Powers laments that right-wing media is generally glitzier and sexier and overall better at staying on message than its left-wing counterparts, who have come to seem sour and almost prudish in their attacks on American consumerism. In his words, "Today, it's the right that offers freedom, fun, and authenticity.... [The left] failed to create its own book of virtues that includes compassion for the poor, fairness to workers, honesty toward the public. Who cares if Dubya only has sex with Laura if he's in bed with every CEO in the country?" (pp. 346-8).

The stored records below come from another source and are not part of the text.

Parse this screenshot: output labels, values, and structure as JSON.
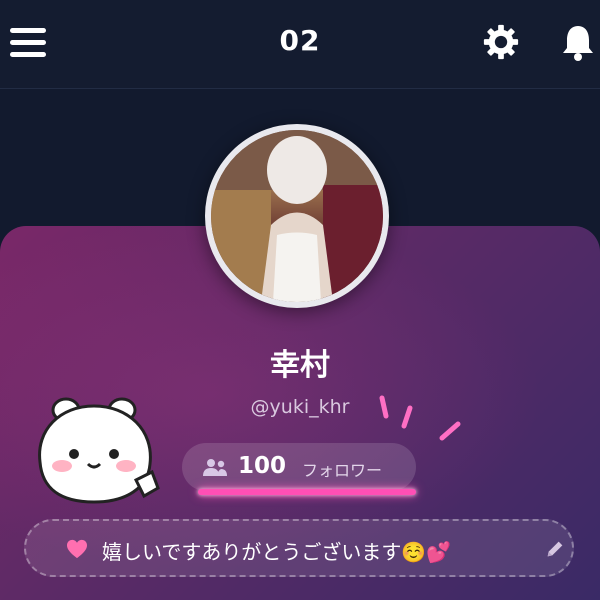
{
  "header": {
    "title": "02",
    "menu_icon": "hamburger-menu-icon",
    "settings_icon": "gear-icon",
    "notifications_icon": "bell-icon"
  },
  "profile": {
    "name": "幸村",
    "handle": "@yuki_khr",
    "followers": {
      "count": "100",
      "label": "フォロワー",
      "icon": "people-icon"
    },
    "status": {
      "text": "嬉しいですありがとうございます☺️💕",
      "icon": "heart-icon",
      "edit_icon": "pencil-icon"
    }
  },
  "colors": {
    "background": "#121a2e",
    "card_gradient_start": "#7a2868",
    "card_gradient_end": "#3a2a66",
    "accent_glow": "#ff4fb5",
    "heart": "#ff6fb0"
  }
}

One of my favorite passages from the book comes when he considers the Democratic candidates from the 2004 presidential election:
I sometimes fantasized about the ideal Frankenstein candidate one could stitch together from the contenders. He would have the passion of Dean, the good looks and trial-lawyer eloquence of Edwards, the physical stature and gravitas of Kerry, the brains and records of Wesley Clark, and the left-wing dreams of Kucinich--topped off by the sharp wit, and incomparable hairdo, of Al Sharpton. But such daydreams all too easily turned into nightmares: I kept picturing Kerry's yard-long face atop Dean's ham of a neck, framed by Kucinich's hairline and Wesley Clark's sweaters, and talking about Tawana Brawley with all the moral smugness of Joe Lieberman. The scariest thing was, I thought even this second jerry-built Democrat would be a better president than George W. Bush. And I surely wouldn't have been the only one. (pp. 350-1)
The prescience is striking. Did the Democrats find, in Barack Obama, their ideal Frankenstein candidate? Has Obama truly ended the era of sore winners rather than become one himself? And have those sore winners been exposed for what they really are after they stopped being winners? It sure looks like it to me. But you may disagree.